Mémoires télévisuelles d’un enfant des années 1970, épisode 40 : La petite merveille.

Il y a des séries qui vous marquent et d’autres moins. Cependant, il arrive parfois qu’une compilation de génériques d’une période donnée ravive votre mémoire, et ce fut mon cas.

Je vais donc parler rapidement d’une série qui a duré 4 saisons dans les années 1980, « Small Wonder » alias « La petite merveille ». On y vit les aventures d’une famille classique, les Lawson. Le père, Ted est ingénieur pour une entreprise du nom de United Robotronics. Dans le but de créer un robot gynoïde pour aider des personnes handicapées, Ted ramène Vicky – le robot en question – pour lui permettre de se perfectionner.

Avec sa femme Joan et leur fils Jamie, Vicky devient partie intégrante de la famille. Bien entendu, il y a la fillette de la maison d’à côté qui joue le rôle de la trouble fête. les situations lié à une interprétation au pied de la lettre de certaines expressions idiomatiques, les supers pouvoirs de Vicky sont des sources de gags sans fin.

Le générique est mièvre à souhait.

La série fut tournée et diffusée entre 1985 et 1989. Je ne me souviens pas que la série ait été rediffusée après son passage sur Canal + en 1985, puis sur Antenne 2 entre 1989 et 1991. Rien que pour le côté kitsch de l’ensemble, ça devrait le faire 🙂

Mémoires télévisuelles d’un enfant des années 1970, épisode 39 : La Princesse insensible.

Nous sommes en 1983. Sur ce qui s’appellait encore Antenne 2, une courte série d’animation de 13 épisodes de 4 minutes est diffusée – si mes souvenirs sont bons – dans le cadre de l’émission Récré A2.

C’est une série qui mélange l’animation classique et le papier découpé. L’histoire est simple :

« La fille du roi est indifférente à tout. Le roi promet de donner sa main au prince qui saura l’émerveiller. Treize prétendants défilent devant la princesse, installée dans un théâtre, et tentent de l’étonner par toutes sortes de tours. »

Une série assez spéciale qui m’est surtout resté en mémoire pour l’introduction chantée par une fillette de 8 ou 9 ans – qui doit donc avoir maintenant une bonne quarantaine bien tassée – avec une voix qui irrite vraiment les oreilles.

Durant les 13 épisodes, on voit en ombre chinoise le chambellan du roi qui annonce quel prince va tenter sa chance pour faire enfin réagir cette princesse que rien ne déride.

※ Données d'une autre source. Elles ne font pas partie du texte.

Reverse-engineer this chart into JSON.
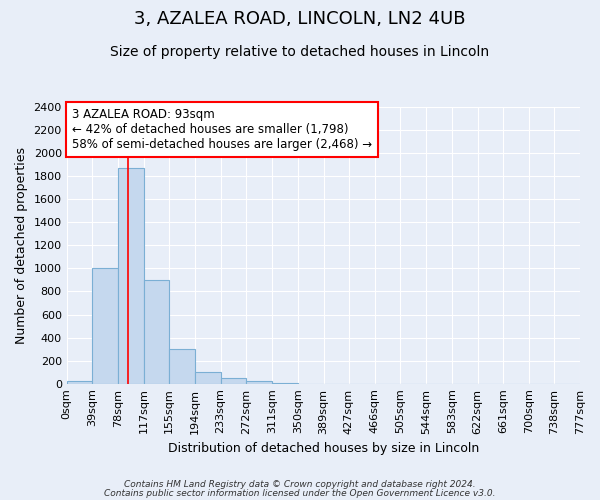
{
  "title1": "3, AZALEA ROAD, LINCOLN, LN2 4UB",
  "title2": "Size of property relative to detached houses in Lincoln",
  "xlabel": "Distribution of detached houses by size in Lincoln",
  "ylabel": "Number of detached properties",
  "bin_edges": [
    0,
    39,
    78,
    117,
    155,
    194,
    233,
    272,
    311,
    350,
    389,
    427,
    466,
    505,
    544,
    583,
    622,
    661,
    700,
    738,
    777
  ],
  "bar_heights": [
    20,
    1005,
    1870,
    900,
    300,
    100,
    45,
    20,
    2,
    0,
    0,
    0,
    0,
    0,
    0,
    0,
    0,
    0,
    0,
    0
  ],
  "bar_color": "#c5d8ee",
  "bar_edge_color": "#7bafd4",
  "bar_edge_width": 0.8,
  "red_line_x": 93,
  "ylim": [
    0,
    2400
  ],
  "yticks": [
    0,
    200,
    400,
    600,
    800,
    1000,
    1200,
    1400,
    1600,
    1800,
    2000,
    2200,
    2400
  ],
  "xtick_labels": [
    "0sqm",
    "39sqm",
    "78sqm",
    "117sqm",
    "155sqm",
    "194sqm",
    "233sqm",
    "272sqm",
    "311sqm",
    "350sqm",
    "389sqm",
    "427sqm",
    "466sqm",
    "505sqm",
    "544sqm",
    "583sqm",
    "622sqm",
    "661sqm",
    "700sqm",
    "738sqm",
    "777sqm"
  ],
  "annotation_text": "3 AZALEA ROAD: 93sqm\n← 42% of detached houses are smaller (1,798)\n58% of semi-detached houses are larger (2,468) →",
  "footer1": "Contains HM Land Registry data © Crown copyright and database right 2024.",
  "footer2": "Contains public sector information licensed under the Open Government Licence v3.0.",
  "bg_color": "#e8eef8",
  "plot_bg_color": "#e8eef8",
  "grid_color": "#ffffff",
  "title1_fontsize": 13,
  "title2_fontsize": 10,
  "tick_label_fontsize": 8,
  "axis_label_fontsize": 9,
  "footer_fontsize": 6.5
}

Voici donc le premier épisode. Et oui, la mini-chansonnette de début tape rapidement sur les nerfs.

Le réalisateur de la série, Michel Ocelot, est aussi la voix du narrateur. Une série que j’avais oubliée jusqu’à récemment par une association d’idées.

Si vous ne connaissez pas cette série qui fait quand même son âge, n’hésitez pas à la découvrir, en passant en accélérer l’insupportable générique.

Mémoires télévisuelles d’un enfant des années 1970, épisode 36 : Candy (1978)

Il y a deux dessins animés d’origine nippone qui ont marqué l’année 1978 : UFO Robot Grendizer (alias Goldorak) et Candy Candy (alias Candy). Les deux ont été produits par la TOEI Animation. D’un côté des robots géants qui se tapent sur la tronche durant 74 épisodes, de l’autre une romance historique de 115 ou 116 épisodes.

Tiré du manga de Kyoko Mizuki, nom de plume de Keiko Nagita, publié en 1975, la série sort en 1976 au Japon. On y suit les aventures d’une orpheline Candy recueilli par les directrices de la Maison Pony. Durant une centaine d’épisodes, on suit ses mésaventures : elle manque de se noyer et est sauvé par un personnage important, Monsieur Albert. Elle part ensuite en Angleterre, revient aux États Unis pour devenir infirmière et s’occuper de Monsieur Albert blessé durant le premier conflit mondial en Italie dans un accident de train.

Il y a d’autres personnes comme les trois frères (ou cousins, je ne suis plus trop sûr) Anthony, Archibald et Alistair, Neils et Eliza qu’on a envie de baffer à chaque apparition. Et surtout le mystérieux Grand Oncle William qui gère le destinée de Candy selon ses propres volontés.

Il faut attendre l’ultime épisode pour avoir de nombreuses révélérations, et on peut dire que pour une fois, une série ne se termine pas en queue de poisson. Même si c’est un Shojo Manga, donc à destination des jeunes adolescentes, il est emprunt de cruauté.